The Legislative Council

The Constitution Act provided that the Queen might authorise the Governor to make such appointments to the Upper House, the Legislative Council, as she thought fit. As, however, interference by the Imperial Government in the appointment of Legislative Councillors was largely precluded by New Zealand's remoteness, the Governor's Instructions authorised him to make appointments without prior approval. The development of Ministerial responsibility in the exercise of this power was quite closely parallel to its development in other spheres. Appointments were being made on Ministerial advice by 1867. In 1868 an Imperial Act confirmed all previous appointments and placed the appointing power in the hands of the Governor. By the 1890s the convention was well established that in this, as in other matters, the Governor could not reject Ministerial advice.

The Act of 1852 had authorised the appointment of not less than 10 Legislative Councillors. No upper limit was fixed. The Bill originally introduced in the Imperial Parliament had provided that the Council be limited to 15 members, but this limitation was removed during its progress. Members of the Council were to hold their seats for life, though they could resign or be disqualified by bankruptcy, loss of citizenship, treason, or certain criminal offences. Governor's Instructions in 1855 fixed an upper limit of 15 councillors. The limit was raised to 20 in 1861 and removed completely in the following year. In 1866 the Council attempted to protect itself by passing a Bill limiting the membership to 38, but the Bill was dropped by the House of Representatives. A similar Bill was passed in 1868, but it met the same fate.

In 1891 the Legislative Council Act provided that all future appointments were to be for seven years, with eligibility for reappointment. This provision, combined with Ministerial responsibility for appointment and with the absence of any limit on the size of the Council, was all that was needed to accomplish its emasculation. Until the 1890s the Council had shown little hesitation in using its powers to amend or reject Bills passed by the House of Representatives. But a chamber which could be “packed” by men of the Government's choice and whose members were dependent on the Government for reappointment was not in a position to show the same independence. By 1947, when the National Party Opposition first introduced a Bill for the abolition of the Council, there was one proposition about which there was no disagreement: namely, that the Council had ceased to play a useful role in the process of government in New Zealand. It was in fact extremely doubtful whether it had done so for the past half century.

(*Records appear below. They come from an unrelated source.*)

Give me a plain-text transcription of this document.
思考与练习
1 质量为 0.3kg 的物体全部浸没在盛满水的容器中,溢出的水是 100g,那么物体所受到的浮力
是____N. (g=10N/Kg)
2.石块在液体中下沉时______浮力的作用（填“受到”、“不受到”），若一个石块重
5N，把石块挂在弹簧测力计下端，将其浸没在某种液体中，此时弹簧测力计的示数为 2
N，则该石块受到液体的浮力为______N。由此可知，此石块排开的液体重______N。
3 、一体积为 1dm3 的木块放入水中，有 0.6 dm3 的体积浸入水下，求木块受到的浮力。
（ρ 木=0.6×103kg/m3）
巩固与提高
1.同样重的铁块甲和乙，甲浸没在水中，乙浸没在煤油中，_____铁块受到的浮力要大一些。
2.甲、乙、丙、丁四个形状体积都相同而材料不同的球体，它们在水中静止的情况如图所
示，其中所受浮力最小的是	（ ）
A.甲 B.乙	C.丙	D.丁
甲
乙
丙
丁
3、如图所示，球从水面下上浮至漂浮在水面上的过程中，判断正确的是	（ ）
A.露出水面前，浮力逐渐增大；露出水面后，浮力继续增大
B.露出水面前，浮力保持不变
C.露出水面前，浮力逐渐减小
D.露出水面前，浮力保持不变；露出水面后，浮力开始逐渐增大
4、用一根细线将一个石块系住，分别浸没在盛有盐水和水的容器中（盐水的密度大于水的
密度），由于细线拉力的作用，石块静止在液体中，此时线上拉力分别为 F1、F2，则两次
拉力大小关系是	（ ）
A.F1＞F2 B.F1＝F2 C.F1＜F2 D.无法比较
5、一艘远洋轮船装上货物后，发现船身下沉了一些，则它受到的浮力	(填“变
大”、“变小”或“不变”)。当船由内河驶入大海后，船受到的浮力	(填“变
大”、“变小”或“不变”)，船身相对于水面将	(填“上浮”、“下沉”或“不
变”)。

The Council had been under criticism for many years before 1947. A reform measure had been passed in 1914 providing for a Council of 40 members to be elected by proportional representation together with three Maori members who were to be appointed. The operation of this Act was postponed in ensuing years by Legislative Council Amendment Acts, the third of which, in 1918, provided that the Act would be brought into force at any time not less than a year after a Proclamation by the Governor-General for that purpose. Such a Proclamation was issued in January 1920, but was cancelled before it became effective. Until its abolition in 1950, therefore, the Council was a body whose constitution could be radically changed without its own consent. In spite of continued criticism of the Council, however, the Act of 1914 was never brought into operation. Moribund, the Council dragged out its existence until 1950 because it provided a useful form of political patronage.